Dunoon Camanachd is a shinty club, from Dunoon, Scotland. The team competed from 2016 to 2017 in South Division Two but its senior side went into abeyance in 2018.

==History==

Whilst the Cowal peninsula, especially Tighnabruaich, is one of the strongholds of the sport, the town of Dunoon has historically not had a senior men's team of its own. The town is, however, the home of Cowal and Bute Camanachd ladies team, Dunoon & District Junior Shinty club and the Dunoon Grammar School team.
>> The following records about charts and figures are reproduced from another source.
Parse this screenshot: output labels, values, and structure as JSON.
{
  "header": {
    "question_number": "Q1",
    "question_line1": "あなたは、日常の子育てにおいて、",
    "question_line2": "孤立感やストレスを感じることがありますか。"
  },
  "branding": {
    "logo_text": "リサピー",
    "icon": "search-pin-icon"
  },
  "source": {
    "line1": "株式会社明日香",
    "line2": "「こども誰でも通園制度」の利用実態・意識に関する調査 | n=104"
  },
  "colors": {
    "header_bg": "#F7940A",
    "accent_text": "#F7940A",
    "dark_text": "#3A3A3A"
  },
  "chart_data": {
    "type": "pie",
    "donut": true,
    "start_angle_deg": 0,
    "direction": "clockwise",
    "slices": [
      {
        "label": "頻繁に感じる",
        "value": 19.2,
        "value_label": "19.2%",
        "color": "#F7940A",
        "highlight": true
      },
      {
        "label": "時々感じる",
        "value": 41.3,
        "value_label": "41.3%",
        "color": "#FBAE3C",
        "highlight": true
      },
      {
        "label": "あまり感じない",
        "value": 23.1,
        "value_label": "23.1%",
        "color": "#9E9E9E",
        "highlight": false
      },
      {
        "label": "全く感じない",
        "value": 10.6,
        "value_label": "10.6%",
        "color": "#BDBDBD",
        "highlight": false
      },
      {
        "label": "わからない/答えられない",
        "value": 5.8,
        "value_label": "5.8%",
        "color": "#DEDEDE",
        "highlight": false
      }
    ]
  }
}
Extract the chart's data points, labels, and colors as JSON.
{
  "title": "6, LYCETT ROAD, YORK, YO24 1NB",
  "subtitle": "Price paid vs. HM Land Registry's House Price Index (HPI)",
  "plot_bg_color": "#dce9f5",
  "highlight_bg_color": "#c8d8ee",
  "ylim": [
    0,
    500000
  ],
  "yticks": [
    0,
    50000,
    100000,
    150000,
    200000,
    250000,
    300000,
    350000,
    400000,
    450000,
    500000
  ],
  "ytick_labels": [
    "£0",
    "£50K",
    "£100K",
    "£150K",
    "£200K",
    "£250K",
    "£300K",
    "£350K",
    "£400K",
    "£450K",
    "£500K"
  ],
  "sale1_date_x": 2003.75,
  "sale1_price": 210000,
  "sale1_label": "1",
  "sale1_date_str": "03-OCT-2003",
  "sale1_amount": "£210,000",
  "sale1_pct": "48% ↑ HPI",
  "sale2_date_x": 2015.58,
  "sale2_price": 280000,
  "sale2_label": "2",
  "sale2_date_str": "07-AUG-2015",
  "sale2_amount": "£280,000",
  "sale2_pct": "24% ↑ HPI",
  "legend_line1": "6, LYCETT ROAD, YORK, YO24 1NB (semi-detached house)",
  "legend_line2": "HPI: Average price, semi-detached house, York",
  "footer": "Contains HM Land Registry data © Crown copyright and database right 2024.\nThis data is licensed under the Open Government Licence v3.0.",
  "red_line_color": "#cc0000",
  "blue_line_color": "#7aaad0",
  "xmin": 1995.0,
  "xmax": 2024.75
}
In addition, Dunoon Stadium used to host the Cowal Gathering Shinty Sixes competition before this was put into abeyance, and in 2006 hosted the Final of the Camanachd Cup, shinty's premier event. It was overlooked for the 2015 Final in favour of Oban.

==Formation==

Keen to give the town a team of its own, a small group of local players established Dunoon Camanachd in January 2015. Drawing on local players who had fallen out of the game, and the committed Dunoon diaspora, the team enjoyed instant success in its first ever outing, winning Edinburgh University Shinty Club's Dropkick Murphy Sixes in March 2015. Next up was the St Andrew's University Shinty Club's annual six-a-side tournament in May 2015, where the Dùnachs reached the semi-finals before losing out to eventual winners Aberdour Shinty Club.

The next step for the fledgling club was to play a full 12-a-side match. Glenorchy Camanachd provided the opposition for the historic occasion at Dunoon Stadium on Sunday 24 May 2015, as Dunoon Camanachd played its first ever full match. The game ended in a fine 2–1 victory for Dunoon, with Robert Flint scoring the club's first ever goals.

Further friendlies followed throughout the summer of 2015, against Glasgow Mid Argyll Shinty Club, the English Shinty Association and Glenorchy again.

The club decided to build on its 2015 successes by seeking entry to the Camanachd Association's league structure, and began competing in South Division 2 in the 2016 season. The club finished bottom of the table with 4 points in their first full season.

However, the club made the decision to pull out of senior shinty for the 2018 season and remains in abeyance at this level.